CHAPTER XXXV. Of the Weekly Servers in the Kitchen
13 Mar. 13 July. 12 Nov.

Let the brethren wait on one another in turn, so that none be excused from the work of the kitchen, except he be prevented by sickness or by some more necessary employment; for thus is gained a greater reward and an increase of charity. But let assistance be given to the weak, that they may not do their work with sadness; and let all have help according to the number of the community and the situation of the place. If the community be large, let the Cellarer be excused from work in the kitchen, and also those, as already mentioned, who are occupied in more urgent business. Let the rest serve each other in turn with all charity. Let him who endeth his week in the kitchen, make all things clean on Saturday, and wash the towels where with the brethren dry their hands and feet. Let both him who goeth out and him who is coming in wash the feet of all. Let him hand over to the Cellarer the vessels of his office, clean and whole; and let the Cellarer deliver the same to him who entereth, that he may know what he giveth and what he receiveth.
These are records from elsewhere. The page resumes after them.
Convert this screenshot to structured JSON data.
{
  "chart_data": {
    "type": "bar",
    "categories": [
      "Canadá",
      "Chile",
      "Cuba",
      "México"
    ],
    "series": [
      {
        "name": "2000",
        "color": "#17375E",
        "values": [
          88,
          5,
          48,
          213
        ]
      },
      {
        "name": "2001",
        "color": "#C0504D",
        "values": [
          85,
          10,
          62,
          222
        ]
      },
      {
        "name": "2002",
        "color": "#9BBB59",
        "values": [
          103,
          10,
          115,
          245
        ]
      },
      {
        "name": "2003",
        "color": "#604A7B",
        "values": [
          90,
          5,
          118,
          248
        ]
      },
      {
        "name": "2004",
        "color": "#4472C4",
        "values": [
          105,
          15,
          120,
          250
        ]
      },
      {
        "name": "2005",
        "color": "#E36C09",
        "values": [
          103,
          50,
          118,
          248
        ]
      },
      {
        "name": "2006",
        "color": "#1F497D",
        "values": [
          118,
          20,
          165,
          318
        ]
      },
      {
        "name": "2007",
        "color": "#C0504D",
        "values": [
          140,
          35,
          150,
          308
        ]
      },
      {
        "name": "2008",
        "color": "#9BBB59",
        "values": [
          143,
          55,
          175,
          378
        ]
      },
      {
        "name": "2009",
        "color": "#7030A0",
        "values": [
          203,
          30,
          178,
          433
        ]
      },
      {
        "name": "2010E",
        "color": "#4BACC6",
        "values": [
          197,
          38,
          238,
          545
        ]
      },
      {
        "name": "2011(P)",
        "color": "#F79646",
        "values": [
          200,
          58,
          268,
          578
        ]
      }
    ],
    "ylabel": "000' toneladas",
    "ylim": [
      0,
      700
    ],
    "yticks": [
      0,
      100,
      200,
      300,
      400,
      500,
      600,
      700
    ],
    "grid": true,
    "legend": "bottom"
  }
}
Without any doubt, the kitchen service in a monastery demands much charity and patience. I associate the service of the kitchen with the words of the Apostle: “But I most gladly will spend and be spent myself for your souls” (2 Corinthians 12:15). Even if one is not directly responsible for the preparation of meals—cooking is, after all, an art that requires skill and a certain talent—the service in the refectory is an opportunity to spend oneself, and to be spent, for one’s brethren.

We have, in this chapter, more evidence of Saint Benedict’s discretion and compassion. He allows that the sick be dispensed from this service, as well as those who are burdened with pressing responsibilities in other sectors of the monastery. The most compelling phrase in this chapter is, I think, this one: “Let assistance be given to the weak, that they may not do their work with sadness”. This is one of the great over–arching principles of the Holy Rule. Saint Benedict here reveals his fatherly solicitude for the weak, and his concern that no one do his work with sadness. Saint Benedict’s primary concern is not for an efficient organisation; it is, rather, for the weak and, then, for those who risk falling into sadness.

There must be good order in a monastery. No one would contest this and Saint Benedict himself has a remarkable gift for organisation. He has an even greater gift of solicitude for the weak, of attention to the sick, and of concern for the emotional and spiritual health of his sons. When the abbot of a monastery and his collaborators begin to see the monks as cogs in a piece of machinery, that monastery is already in a critical state of decline. The abbot is not the boss of a business enterprise. He is a father who must, as Saint Benedict says elsewhere, “so temper all things, that the strong may have something to strive after, and the weak nothing at which to take alarm” (Chapter LXIV).

It is a privilege to serve one’s fathers and brothers at table. The service of the kitchen and refectory allow a monk to hear in a very real way the words of Our Lord: “I was hungry, and you gave me to eat; I was thirsty, and you gave me to drink” (Matthew 25:35). In treating of the weekly servers in the kitchen, Saint Benedict makes a point of insisting on cleanliness and good order. Keeping things tidy is an expression of charity for one’s brothers and, at the same time, of reverence for the house of God and for all it contains.